Carlos Alcaraz ha ufficializzato martedì il suo forfait per la stagione su erba: Wimbledon perde dunque il due volte campione, ancora ai box a causa dell'infortunio al polso. Ma quando rientrerà Carlitos? Si ipotizza ad agosto in Nord America, con vista US Open, dove difenderà il titolo
Niente verde per un semaforo che, per prudenza, meglio rimanga rosso: Wimbledon perde Carlos Alcaraz - e con un mese di anticipo. Maledetto, e ancora ballerino, il polso destro, sollecitato e strapazzato da un tennis di potenza devastante e ancora acciaccato, un polso destro che ha fatto crack a Barcellona e che ancora non è tornato al 100%. "La mia riabilitazione procede bene e mi sento molto meglio, ma non sono ancora pronto a competere", ha scritto lo spagnolo su Instagram, annunciando dunque che non ci sarà ai Championships, un torneo che ha già vinto due volte in carriera, nel 2023 e nel 2024. Accessorio, ma rilevante per il ranking, è anche il forfait al Queen's, torneo nel quale Alcaraz difendeva il titolo vinto un anno fa.
Quando torna Alcaraz?
A questo punto, il ritorno in campo di Carlitos è ipotizzabile ad agosto, sul cemento nordamericano, tra Montreal, Masters 1000 al quale lo spagnolo non partecipò un anno fa, e Cincinnati, dove al contrario Alcaraz difende il titolo. Nel mirino, l'ultimo Slam di stagione, gli US Open, con altri 2000 punti e una coppa da tenersi stretti.

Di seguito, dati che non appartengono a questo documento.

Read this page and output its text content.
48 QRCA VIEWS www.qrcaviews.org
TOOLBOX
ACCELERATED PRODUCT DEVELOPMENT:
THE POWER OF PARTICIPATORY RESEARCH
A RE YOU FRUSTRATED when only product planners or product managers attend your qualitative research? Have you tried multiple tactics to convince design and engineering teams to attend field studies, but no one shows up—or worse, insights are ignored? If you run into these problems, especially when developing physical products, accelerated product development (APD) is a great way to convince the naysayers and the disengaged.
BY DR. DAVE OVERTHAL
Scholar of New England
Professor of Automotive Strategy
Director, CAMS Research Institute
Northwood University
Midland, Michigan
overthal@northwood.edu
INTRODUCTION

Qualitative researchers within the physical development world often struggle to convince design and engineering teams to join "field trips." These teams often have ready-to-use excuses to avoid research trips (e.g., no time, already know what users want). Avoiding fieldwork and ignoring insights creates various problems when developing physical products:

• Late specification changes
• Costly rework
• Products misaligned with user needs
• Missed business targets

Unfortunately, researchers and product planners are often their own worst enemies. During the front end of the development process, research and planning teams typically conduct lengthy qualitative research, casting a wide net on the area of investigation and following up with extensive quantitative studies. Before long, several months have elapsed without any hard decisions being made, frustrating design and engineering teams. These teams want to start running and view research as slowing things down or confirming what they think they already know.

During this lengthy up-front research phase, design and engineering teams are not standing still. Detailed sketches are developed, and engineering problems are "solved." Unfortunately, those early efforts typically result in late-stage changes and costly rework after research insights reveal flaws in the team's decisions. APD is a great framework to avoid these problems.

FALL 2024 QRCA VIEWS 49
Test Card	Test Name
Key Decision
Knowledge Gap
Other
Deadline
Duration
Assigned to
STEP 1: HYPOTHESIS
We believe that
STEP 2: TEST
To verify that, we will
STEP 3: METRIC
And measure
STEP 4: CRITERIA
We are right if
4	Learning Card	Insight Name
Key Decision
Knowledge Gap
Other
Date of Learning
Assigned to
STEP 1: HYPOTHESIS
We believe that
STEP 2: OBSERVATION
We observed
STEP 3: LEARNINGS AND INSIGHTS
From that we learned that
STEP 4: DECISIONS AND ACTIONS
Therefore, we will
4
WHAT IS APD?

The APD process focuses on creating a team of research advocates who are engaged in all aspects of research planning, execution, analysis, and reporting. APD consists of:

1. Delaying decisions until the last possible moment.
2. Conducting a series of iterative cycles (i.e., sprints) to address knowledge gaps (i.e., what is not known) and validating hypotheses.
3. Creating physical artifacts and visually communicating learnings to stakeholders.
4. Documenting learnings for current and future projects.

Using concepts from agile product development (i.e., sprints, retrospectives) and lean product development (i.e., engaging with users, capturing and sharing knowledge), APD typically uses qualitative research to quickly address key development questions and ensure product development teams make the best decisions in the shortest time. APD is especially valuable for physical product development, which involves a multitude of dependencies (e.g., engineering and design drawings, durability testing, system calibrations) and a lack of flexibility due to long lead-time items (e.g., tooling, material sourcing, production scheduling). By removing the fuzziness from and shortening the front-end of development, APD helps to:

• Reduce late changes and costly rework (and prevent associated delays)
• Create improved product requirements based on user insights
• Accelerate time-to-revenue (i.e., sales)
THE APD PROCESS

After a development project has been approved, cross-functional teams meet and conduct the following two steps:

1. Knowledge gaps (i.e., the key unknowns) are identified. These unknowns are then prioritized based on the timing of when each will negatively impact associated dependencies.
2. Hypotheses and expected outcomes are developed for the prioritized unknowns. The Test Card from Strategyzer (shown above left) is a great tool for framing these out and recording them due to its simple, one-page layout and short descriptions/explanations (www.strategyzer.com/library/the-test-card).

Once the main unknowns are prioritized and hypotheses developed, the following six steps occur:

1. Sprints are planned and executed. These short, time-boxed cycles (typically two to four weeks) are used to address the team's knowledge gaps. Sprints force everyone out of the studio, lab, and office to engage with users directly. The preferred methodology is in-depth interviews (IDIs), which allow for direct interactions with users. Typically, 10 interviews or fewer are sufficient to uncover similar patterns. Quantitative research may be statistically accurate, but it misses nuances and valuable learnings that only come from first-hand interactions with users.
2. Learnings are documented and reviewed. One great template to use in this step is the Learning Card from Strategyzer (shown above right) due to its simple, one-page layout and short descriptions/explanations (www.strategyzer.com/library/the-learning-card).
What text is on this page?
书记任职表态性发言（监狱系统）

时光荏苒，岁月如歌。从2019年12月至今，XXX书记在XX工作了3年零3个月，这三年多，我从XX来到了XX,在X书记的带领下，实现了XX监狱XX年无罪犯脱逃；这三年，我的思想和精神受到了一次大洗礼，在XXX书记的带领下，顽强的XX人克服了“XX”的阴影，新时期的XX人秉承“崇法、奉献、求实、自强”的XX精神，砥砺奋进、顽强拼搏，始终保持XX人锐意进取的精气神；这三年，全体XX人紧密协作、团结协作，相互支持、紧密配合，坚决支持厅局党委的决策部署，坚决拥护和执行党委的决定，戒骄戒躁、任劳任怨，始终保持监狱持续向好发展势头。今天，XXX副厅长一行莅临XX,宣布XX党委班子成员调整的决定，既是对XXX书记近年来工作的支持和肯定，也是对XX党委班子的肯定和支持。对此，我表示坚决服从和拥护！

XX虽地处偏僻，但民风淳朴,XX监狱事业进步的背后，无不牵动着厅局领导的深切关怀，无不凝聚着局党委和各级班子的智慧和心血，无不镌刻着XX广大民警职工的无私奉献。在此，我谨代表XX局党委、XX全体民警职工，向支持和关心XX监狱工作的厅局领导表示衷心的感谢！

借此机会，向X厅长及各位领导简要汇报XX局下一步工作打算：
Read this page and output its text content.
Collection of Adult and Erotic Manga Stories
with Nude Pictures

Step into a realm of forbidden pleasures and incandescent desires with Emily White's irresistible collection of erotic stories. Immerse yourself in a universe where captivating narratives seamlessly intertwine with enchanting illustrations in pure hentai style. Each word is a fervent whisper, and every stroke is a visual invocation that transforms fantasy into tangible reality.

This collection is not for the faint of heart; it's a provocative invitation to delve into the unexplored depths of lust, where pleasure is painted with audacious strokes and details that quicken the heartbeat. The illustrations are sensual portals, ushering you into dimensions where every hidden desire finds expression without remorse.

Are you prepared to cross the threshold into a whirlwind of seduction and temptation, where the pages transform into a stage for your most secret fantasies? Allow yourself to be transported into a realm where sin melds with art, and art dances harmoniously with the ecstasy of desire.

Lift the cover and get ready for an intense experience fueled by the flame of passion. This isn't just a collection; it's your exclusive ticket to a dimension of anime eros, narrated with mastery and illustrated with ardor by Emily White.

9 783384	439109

La prolungata assenza di Carlitos dal circuito è un'ipoteca, ai limiti dell'aritmetico, per SInner di rimanere numero 1 almeno fino agli US Open, se non dopo. A tutti gli altri, invece, il compito, di grande responsabilità, di offrire rivalità a Sinner, a partire da Zverev e Djokovic, per i quali Roland Garros e WImbledon diventano appuntamenti ancora di più da circoletto rosso. Carlos Alcaraz rimane ai box, ma il grande tennis non si ferma mai.